Saya Meniru Kebiasaan Penulis Terkenal Supaya Ikutan Sukses, Hasilnya Ambyar
Hunter S. Thompson jurnalis legendaris Rolling Stone Amerika Serikat.

FYI.

This story is over 5 years old.

Eksperimen Sosial

Saya Meniru Kebiasaan Penulis Terkenal Supaya Ikutan Sukses, Hasilnya Ambyar

Haruki Murakami selalu bangun jam 4 pagi, sementara Honoré de Balzac minum 50 cangkir kopi saban hari. Kebiasaan gitu bikin mereka sukses? Inilah catatanku setelah meniru semua kebiasaan penulis terkenal seminggu penuh.

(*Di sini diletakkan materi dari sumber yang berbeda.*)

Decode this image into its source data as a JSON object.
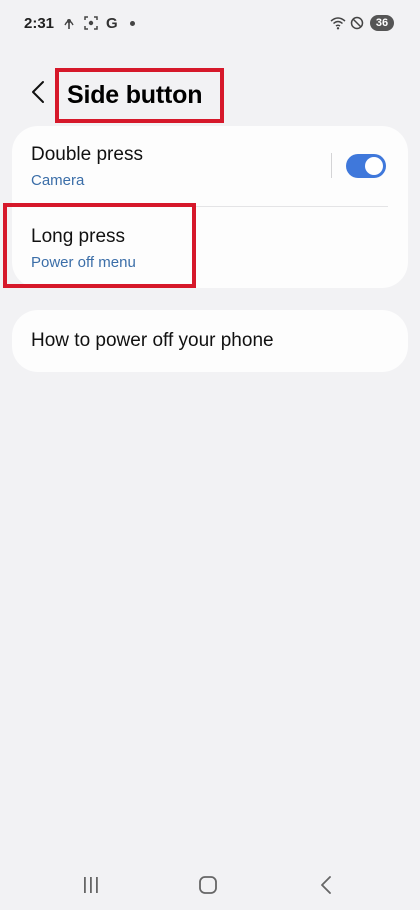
{
  "status_bar": {
    "time": "2:31",
    "g_label": "G",
    "battery": "36",
    "icons": [
      "hotspot-icon",
      "screenshot-icon",
      "google-icon",
      "notification-dot",
      "wifi-icon",
      "do-not-disturb-icon",
      "battery-icon"
    ]
  },
  "header": {
    "back_icon": "chevron-left-icon",
    "title": "Side button"
  },
  "settings": {
    "double_press": {
      "title": "Double press",
      "value": "Camera",
      "toggle_on": true
    },
    "long_press": {
      "title": "Long press",
      "value": "Power off menu"
    }
  },
  "help": {
    "title": "How to power off your phone"
  },
  "nav_bar": {
    "icons": [
      "recents-icon",
      "home-icon",
      "back-icon"
    ]
  },
  "colors": {
    "background": "#f2f2f4",
    "card": "#fdfdfd",
    "accent": "#3f78db",
    "subtitle": "#3b6ea8",
    "highlight": "#d6182a"
  }
}
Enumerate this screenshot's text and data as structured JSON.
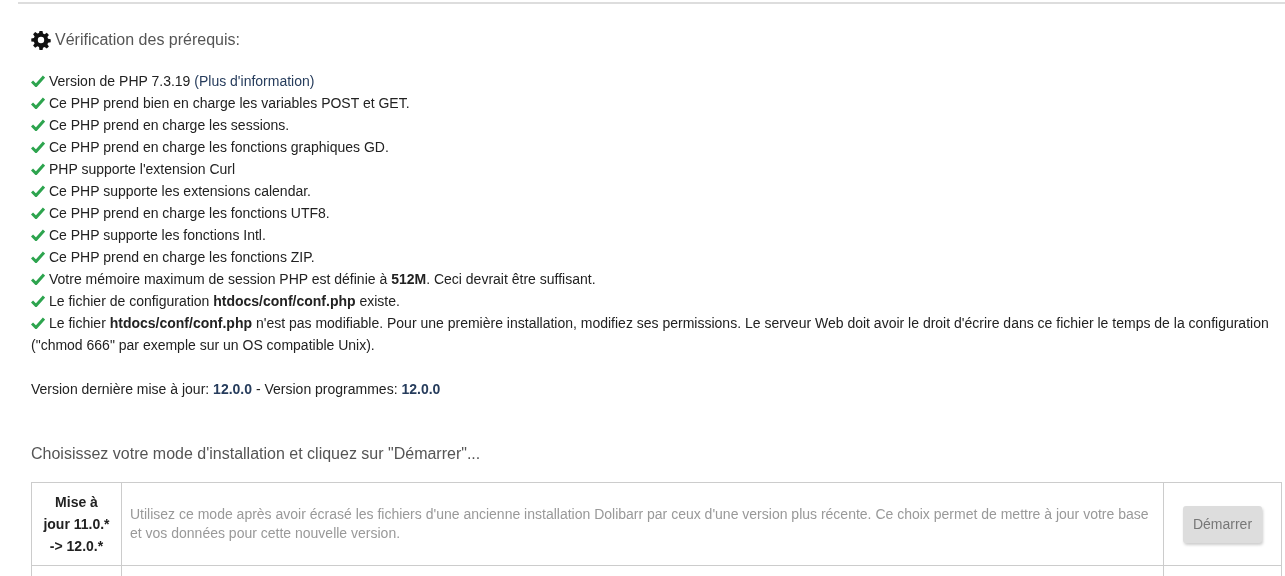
{
  "title": "Vérification des prérequis:",
  "checks": [
    {
      "ok": true,
      "text": "Version de PHP 7.3.19",
      "link": "(Plus d'information)"
    },
    {
      "ok": true,
      "text": "Ce PHP prend bien en charge les variables POST et GET."
    },
    {
      "ok": true,
      "text": "Ce PHP prend en charge les sessions."
    },
    {
      "ok": true,
      "text": "Ce PHP prend en charge les fonctions graphiques GD."
    },
    {
      "ok": true,
      "text": "PHP supporte l'extension Curl"
    },
    {
      "ok": true,
      "text": "Ce PHP supporte les extensions calendar."
    },
    {
      "ok": true,
      "text": "Ce PHP prend en charge les fonctions UTF8."
    },
    {
      "ok": true,
      "text": "Ce PHP supporte les fonctions Intl."
    },
    {
      "ok": true,
      "text": "Ce PHP prend en charge les fonctions ZIP."
    },
    {
      "ok": true,
      "text": "Votre mémoire maximum de session PHP est définie à **512M**. Ceci devrait être suffisant."
    },
    {
      "ok": true,
      "text": "Le fichier de configuration **htdocs/conf/conf.php** existe."
    },
    {
      "ok": true,
      "text": "Le fichier **htdocs/conf/conf.php** n'est pas modifiable. Pour une première installation, modifiez ses permissions. Le serveur Web doit avoir le droit d'écrire dans ce fichier le temps de la configuration (\"chmod 666\" par exemple sur un OS compatible Unix)."
    }
  ],
  "version_line": "Version dernière mise à jour: **12.0.0** - Version programmes: **12.0.0**",
  "choose_prompt": "Choisissez votre mode d'installation et cliquez sur \"Démarrer\"...",
  "modes": [
    {
      "name": "Mise à jour 11.0.* -> 12.0.*",
      "description": "Utilisez ce mode après avoir écrasé les fichiers d'une ancienne installation Dolibarr par ceux d'une version plus récente. Ce choix permet de mettre à jour votre base et vos données pour cette nouvelle version.",
      "button": "Démarrer",
      "disabled": true
    }
  ]
}
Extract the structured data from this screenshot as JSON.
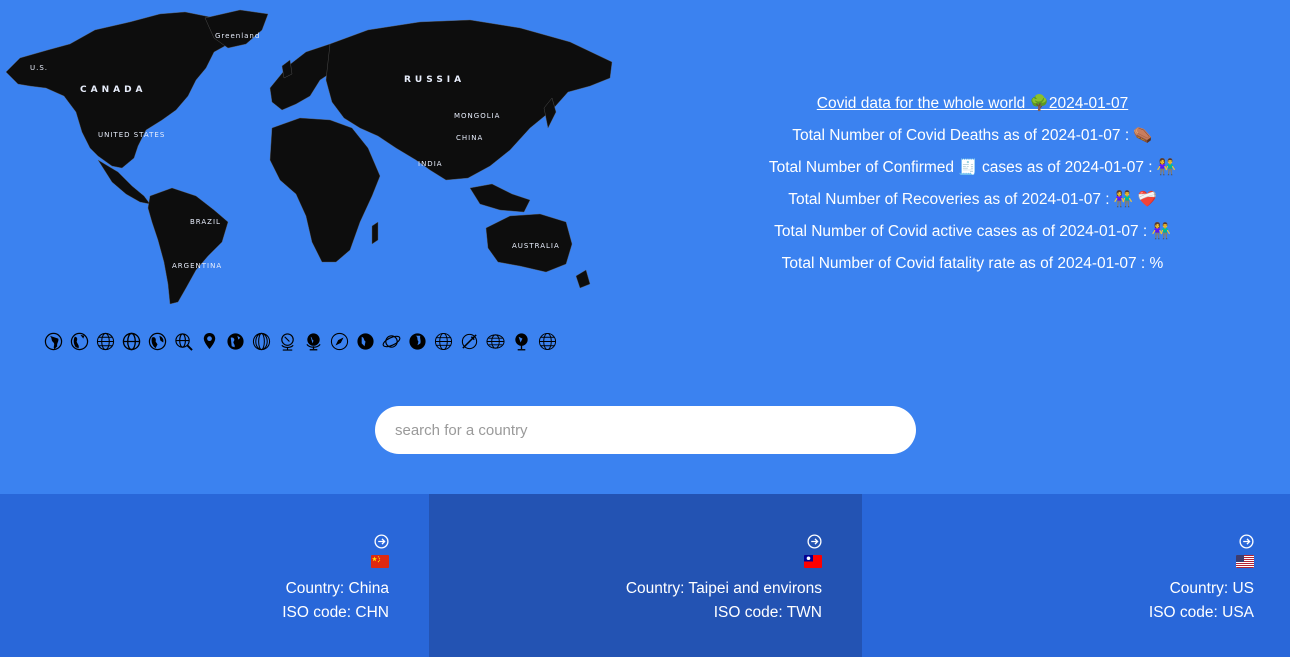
{
  "map": {
    "labels": {
      "us": "U.S.",
      "canada": "CANADA",
      "united_states": "UNITED STATES",
      "russia": "RUSSIA",
      "greenland": "Greenland",
      "china": "CHINA",
      "brazil": "BRAZIL",
      "australia": "AUSTRALIA",
      "argentina": "ARGENTINA",
      "india": "INDIA",
      "mongolia": "MONGOLIA"
    },
    "globe_icons": [
      "globe-europe-africa-icon",
      "globe-americas-icon",
      "globe-meridians-icon",
      "globe-meridians-icon",
      "globe-americas-icon",
      "globe-search-icon",
      "globe-pin-icon",
      "globe-asia-icon",
      "globe-meridians-icon",
      "globe-stand-icon",
      "globe-stand-icon",
      "globe-compass-icon",
      "globe-americas-icon",
      "globe-orbit-icon",
      "globe-europe-africa-icon",
      "globe-meridians-icon",
      "globe-plane-icon",
      "globe-meridians-icon",
      "globe-stand-icon",
      "globe-meridians-icon"
    ]
  },
  "stats": {
    "headline": "Covid data for the whole world 🌳2024-01-07",
    "deaths": "Total Number of Covid Deaths as of 2024-01-07 : ⚰️",
    "confirmed": "Total Number of Confirmed 🧾 cases as of 2024-01-07 : 👫",
    "recoveries": "Total Number of Recoveries as of 2024-01-07 : 👫 ❤️‍🩹",
    "active": "Total Number of Covid active cases as of 2024-01-07 : 👫",
    "fatality": "Total Number of Covid fatality rate as of 2024-01-07 : %"
  },
  "search": {
    "placeholder": "search for a country"
  },
  "cards": [
    {
      "country": "Country: China",
      "iso": "ISO code: CHN",
      "flag": "CN"
    },
    {
      "country": "Country: Taipei and environs",
      "iso": "ISO code: TWN",
      "flag": "TW"
    },
    {
      "country": "Country: US",
      "iso": "ISO code: USA",
      "flag": "US"
    }
  ],
  "colors": {
    "background": "#3b82f0",
    "card": "#2967d9",
    "card_active": "#2353b3",
    "map_land": "#0d0d0d"
  }
}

“Bagi saya, menulis itu seperti bernapas,” kata penyair Pablo Neruda dalam wawancaranya bersama Jurnal Paris Review yang terbit 1971. “Saya tidak bisa hidup kalau tak bernapas, dan saya tidak bisa hidup kalau tak menulis.” Sori-sori aja, kalau bagi saya, menulis lebih mirip masuk angin ketimbang bernapas. Datangnya selalu bertubi-tubi dan tanpa jadwal, dan kalau saya mencoba memaksanya keluar, hasilnya malapetaka.

Iklan

Kutipan Neruda selalu membuat saya iri dan pusing sendiri. Andai sistem pernapasan saya bekerja sebaik cara saya menulis, saya pasti sudah sesak napas sejak lama.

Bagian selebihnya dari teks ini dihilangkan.